The experience of Munich was particularly interesting, where the City has pioneered Socially Responsible Land Use Planning (SOBON) and is currently planning a new town to meet the demand for 5-6,000 units a year. Developers enter into contracts with the city before land is rezoned to cover both social and ecological impacts. One third of the value goes to the city to pay for infrastructure, and in all 50% of the uplift in land values can be captured. The city council employs more lawyers than planners, as negotiation is critical to success.
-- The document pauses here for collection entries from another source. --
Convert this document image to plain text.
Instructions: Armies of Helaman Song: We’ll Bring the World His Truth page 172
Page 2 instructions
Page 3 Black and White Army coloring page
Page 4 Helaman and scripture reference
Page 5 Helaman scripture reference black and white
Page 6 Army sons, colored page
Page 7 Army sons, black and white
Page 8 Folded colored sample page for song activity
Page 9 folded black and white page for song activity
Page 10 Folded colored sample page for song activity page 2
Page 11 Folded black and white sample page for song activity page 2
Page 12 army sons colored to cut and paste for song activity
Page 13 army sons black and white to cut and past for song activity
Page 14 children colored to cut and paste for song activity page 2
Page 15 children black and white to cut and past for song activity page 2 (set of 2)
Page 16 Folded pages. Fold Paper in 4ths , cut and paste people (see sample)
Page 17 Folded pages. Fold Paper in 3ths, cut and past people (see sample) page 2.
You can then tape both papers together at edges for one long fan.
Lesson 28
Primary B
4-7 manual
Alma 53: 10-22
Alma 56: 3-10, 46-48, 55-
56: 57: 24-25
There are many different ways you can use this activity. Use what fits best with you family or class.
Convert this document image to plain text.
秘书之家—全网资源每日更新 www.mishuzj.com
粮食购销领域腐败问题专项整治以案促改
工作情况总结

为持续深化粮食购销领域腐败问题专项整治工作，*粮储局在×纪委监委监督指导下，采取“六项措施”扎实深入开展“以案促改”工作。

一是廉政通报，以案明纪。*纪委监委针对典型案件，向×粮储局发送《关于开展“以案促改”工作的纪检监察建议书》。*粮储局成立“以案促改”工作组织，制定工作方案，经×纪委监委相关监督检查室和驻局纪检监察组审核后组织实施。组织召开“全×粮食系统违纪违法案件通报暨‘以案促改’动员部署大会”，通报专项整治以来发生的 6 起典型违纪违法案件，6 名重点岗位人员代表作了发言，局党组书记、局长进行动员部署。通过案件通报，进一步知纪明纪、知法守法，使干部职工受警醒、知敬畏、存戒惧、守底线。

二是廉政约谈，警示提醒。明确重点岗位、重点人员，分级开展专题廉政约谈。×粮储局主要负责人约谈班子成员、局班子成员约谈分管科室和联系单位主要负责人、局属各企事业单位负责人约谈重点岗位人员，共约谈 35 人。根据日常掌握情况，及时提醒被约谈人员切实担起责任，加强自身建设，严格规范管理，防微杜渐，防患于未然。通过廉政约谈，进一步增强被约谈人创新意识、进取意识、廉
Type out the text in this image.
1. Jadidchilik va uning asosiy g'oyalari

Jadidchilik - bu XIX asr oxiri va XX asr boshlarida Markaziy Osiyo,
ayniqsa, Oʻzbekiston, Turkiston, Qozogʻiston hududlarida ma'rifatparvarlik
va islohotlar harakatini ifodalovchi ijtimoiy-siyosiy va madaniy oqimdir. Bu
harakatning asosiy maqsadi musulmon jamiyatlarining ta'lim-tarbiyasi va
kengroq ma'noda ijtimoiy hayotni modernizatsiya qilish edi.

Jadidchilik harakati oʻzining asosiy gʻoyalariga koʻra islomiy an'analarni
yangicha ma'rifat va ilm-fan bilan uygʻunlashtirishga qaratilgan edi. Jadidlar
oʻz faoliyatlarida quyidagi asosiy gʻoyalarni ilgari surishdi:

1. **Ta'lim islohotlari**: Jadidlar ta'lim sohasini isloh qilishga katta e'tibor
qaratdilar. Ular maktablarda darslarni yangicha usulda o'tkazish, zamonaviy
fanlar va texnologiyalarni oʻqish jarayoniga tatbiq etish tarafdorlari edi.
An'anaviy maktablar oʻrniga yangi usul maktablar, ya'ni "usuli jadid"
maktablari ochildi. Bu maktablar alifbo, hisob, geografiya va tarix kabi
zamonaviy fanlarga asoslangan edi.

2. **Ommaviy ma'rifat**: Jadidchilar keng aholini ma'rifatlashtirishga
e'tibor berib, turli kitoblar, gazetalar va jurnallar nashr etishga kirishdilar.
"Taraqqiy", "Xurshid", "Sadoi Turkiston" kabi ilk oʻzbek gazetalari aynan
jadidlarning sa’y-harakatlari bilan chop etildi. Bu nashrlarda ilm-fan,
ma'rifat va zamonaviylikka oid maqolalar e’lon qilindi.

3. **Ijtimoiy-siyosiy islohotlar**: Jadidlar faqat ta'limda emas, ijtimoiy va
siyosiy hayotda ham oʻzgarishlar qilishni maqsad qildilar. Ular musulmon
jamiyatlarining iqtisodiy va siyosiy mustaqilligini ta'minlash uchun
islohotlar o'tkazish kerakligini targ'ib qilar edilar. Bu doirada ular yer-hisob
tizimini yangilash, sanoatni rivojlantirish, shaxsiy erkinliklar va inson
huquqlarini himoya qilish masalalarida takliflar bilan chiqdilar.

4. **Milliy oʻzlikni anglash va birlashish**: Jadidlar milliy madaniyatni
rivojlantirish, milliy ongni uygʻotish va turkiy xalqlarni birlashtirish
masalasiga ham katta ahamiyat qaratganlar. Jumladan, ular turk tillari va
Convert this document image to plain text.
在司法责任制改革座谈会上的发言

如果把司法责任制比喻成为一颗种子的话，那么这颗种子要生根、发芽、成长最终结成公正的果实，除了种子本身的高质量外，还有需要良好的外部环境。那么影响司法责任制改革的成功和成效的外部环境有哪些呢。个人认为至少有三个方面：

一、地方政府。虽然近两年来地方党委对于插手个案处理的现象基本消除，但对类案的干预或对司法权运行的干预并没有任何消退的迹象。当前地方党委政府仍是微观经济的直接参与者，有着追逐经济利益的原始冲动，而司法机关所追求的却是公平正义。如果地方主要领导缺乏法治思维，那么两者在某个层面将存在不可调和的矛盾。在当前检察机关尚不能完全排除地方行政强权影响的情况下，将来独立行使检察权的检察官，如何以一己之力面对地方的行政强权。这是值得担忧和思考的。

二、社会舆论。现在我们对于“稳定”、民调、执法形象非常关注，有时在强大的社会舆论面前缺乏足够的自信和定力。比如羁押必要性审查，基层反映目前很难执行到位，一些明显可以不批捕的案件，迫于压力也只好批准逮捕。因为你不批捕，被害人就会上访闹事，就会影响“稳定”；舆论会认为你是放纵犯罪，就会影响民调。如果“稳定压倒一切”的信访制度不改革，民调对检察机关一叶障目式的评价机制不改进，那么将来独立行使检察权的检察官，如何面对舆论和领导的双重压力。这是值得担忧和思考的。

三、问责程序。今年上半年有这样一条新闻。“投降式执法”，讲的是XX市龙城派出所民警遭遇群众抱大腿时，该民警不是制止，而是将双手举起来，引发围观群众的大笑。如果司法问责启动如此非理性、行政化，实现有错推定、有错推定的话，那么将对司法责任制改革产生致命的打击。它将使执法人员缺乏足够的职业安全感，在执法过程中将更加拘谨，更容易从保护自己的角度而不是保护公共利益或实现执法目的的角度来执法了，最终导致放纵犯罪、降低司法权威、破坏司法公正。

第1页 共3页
We also learned of the French experience, where local authorities can secure 3-4% of the value of the project in benefits such as affordable housing (14% in Bordeaux and 22% in Strasbourg. Ghent in Belgium is another good model where 12% of housing is social. Flemish cities can secure 20% social housing in new private developments and 40% on public land. Support is also provided in the form of lower transfer costs (1.5% versus 10%) and lower VAT on construction (6% vs 21%) . Intriguingly while the Flemish GNP per capita is amongst the highest in Europe, incomes in neighbouring French Wallonia are not so much lower thanks to people working in Brussels or getting social benefits. While developers have appealed against ‘disproportionate obligations’, the Courts apparently consider them acceptable where necessary to ‘guarantee sufficient housing for low income or disadvantaged sections of the population.’

Conclusion

The potential for tapping land values is therefore fundamentally different in successful Western countries and in cities where politicians have little respect for professionals who threaten their positions, and where corruption is commonplace. But as Jonathan Manns and I pointed out in our contribution, in the UK it is only in the extended travel to work area around London, that is the Greater South East, where house prices have risen most and land values are high enough to be taxed without losing investment. Consequently instead of looking for universal public policies, it is better to enable local authorities to devise systems that suit the local context. However developers everywhere will resist paying upfront when values are only achieved when property is occupied after some years of hard work. They also will prefer providing benefits in kind that enhance the overall appeal of the development.

The research is already enabling experience to be shared. My hope is that promising conversations with researchers based in Dresden and Vienna may enable comparisons to be made with English cities that are also having to rebuild their economies and institutions, and that want to put proactive planning policies into practice to build both better and fairer places.